Adrian Kaether
· 29.11.2024
Nur wenige E-MTBs haben in diesem Jahr so viel Aufmerksamkeit erregt wie das neue Race-Enduro Rotwild R.EXC mit dem wilden Hinterbau à la Bananenschwinge. Und spätestens seit dem Test des R.EXC Pro wissen wir: Auch auf dem Trail ist das Bike ein echter Volltreffer. Aber nicht jeder braucht gleich ein Race-Enduro. Seit der Eurobike gibt’s deswegen mit dem R.EX diese Trail-Variante. Etwas weniger Federweg und ein rekordverdächtig geringes Gewicht versprechen maximalen Fahrspaß auf dem Trail.
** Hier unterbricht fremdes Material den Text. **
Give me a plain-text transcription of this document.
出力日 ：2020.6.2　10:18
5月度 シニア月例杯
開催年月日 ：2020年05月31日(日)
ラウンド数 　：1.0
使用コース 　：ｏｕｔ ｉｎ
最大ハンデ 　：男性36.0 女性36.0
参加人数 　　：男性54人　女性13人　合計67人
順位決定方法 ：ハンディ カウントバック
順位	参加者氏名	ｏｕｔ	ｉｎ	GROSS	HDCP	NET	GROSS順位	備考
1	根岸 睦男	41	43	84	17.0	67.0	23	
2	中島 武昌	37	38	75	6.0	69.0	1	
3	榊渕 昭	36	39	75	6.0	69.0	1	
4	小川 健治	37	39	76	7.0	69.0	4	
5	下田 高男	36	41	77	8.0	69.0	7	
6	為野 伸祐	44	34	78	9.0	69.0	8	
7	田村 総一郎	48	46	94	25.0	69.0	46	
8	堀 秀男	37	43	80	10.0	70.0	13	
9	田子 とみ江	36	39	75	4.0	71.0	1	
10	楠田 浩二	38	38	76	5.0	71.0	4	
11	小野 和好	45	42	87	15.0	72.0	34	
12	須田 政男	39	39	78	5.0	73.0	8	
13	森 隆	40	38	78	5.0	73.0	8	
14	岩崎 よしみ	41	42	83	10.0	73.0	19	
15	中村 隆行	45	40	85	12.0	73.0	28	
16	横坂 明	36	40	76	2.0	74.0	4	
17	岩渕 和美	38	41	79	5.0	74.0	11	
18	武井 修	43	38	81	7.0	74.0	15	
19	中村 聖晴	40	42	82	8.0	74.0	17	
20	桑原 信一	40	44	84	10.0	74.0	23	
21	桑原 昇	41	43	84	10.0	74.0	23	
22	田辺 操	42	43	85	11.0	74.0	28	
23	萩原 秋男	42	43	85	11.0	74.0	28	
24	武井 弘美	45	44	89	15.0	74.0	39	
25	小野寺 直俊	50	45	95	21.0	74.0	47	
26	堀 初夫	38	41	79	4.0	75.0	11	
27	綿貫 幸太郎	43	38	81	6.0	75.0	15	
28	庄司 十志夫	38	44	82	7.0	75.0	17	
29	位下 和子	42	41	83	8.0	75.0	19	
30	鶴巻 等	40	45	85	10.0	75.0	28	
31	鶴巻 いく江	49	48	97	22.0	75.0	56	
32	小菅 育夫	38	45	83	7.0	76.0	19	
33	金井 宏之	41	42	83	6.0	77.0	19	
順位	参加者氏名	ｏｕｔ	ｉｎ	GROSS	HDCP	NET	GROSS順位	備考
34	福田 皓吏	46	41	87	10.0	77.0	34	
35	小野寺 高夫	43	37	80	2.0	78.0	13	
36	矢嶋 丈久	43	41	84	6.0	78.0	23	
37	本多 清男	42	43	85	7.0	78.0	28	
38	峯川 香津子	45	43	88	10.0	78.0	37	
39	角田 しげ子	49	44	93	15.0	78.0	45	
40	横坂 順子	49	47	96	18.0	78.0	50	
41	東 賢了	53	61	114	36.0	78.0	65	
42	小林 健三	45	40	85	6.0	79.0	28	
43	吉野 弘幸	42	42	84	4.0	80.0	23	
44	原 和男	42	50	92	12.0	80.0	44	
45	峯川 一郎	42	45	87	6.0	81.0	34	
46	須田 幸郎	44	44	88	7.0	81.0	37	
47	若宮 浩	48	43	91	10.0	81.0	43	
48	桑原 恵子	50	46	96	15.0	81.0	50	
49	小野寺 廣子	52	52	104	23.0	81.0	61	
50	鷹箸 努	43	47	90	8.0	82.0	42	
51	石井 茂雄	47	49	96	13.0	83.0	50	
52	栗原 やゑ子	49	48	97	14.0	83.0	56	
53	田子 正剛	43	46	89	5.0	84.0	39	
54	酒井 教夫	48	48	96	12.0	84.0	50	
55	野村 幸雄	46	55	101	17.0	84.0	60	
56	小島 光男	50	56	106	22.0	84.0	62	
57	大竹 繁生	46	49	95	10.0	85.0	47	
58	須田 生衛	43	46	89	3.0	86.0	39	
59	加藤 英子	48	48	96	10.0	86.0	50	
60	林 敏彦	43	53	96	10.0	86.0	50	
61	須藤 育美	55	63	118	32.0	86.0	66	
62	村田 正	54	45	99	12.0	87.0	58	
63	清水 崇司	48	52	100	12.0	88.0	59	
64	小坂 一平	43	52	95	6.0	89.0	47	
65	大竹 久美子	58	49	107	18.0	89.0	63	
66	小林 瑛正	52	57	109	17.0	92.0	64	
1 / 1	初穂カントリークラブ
Der dicke Akku mit praktischem Quick-Release ist bei Rotwild schon fast so gesetzt wie der Hirsch auf dem Steuerrohr.
Seit dem Update auf den Shimano EP801 liefert der japanische Antrieb eine noch größere Spitzenleistung und gehört damit zu den leichtesten und kräftigsten Antrieben am Markt. Die Besonderheit des Shimano: Die volle Leistung setzt der Motor schon bei moderatem Tritt vom Fahrer frei. Leichte Forststraßenanstiege schießt man damit besonders schnell hinauf.
Auf technischen Trails fehlt es dann manchmal aber an Beschleunigungsvermögen vor Schlüsselstellen. Zudem ist der Shimano-Motor nicht sehr Drehzahlfest und klappert bergab. Neu: Dank der neuen Race-Software kann der Shimano mehr auf die persönlichen Vorlieben des Fahrers eingestellt werden. Auch ein Nachlauf kann hier angewählt werden. Das hilft dem Rotwild technische Hindernisse und Stufen bergauf leichter zu bewältigen.
Rotwild setzt im R.EX auf einen eigens für das Bike entwickelten Akku mit satten 820 Wattstunden. Dank Carbonaußenhülle fällt die Batterie mit nur 3,65 Kilogramm superleicht aus. Zum Vergleich: Boschs 800er wiegt vier Kilogramm, der 750er wog sogar 4,35 Kilogramm. Die Batterie kann beim Rotwild außerdem sehr unkompliziert aus dem Bike entnommen werden. Den Akku abseits des Bikes zu laden ist so überhaupt kein Problem.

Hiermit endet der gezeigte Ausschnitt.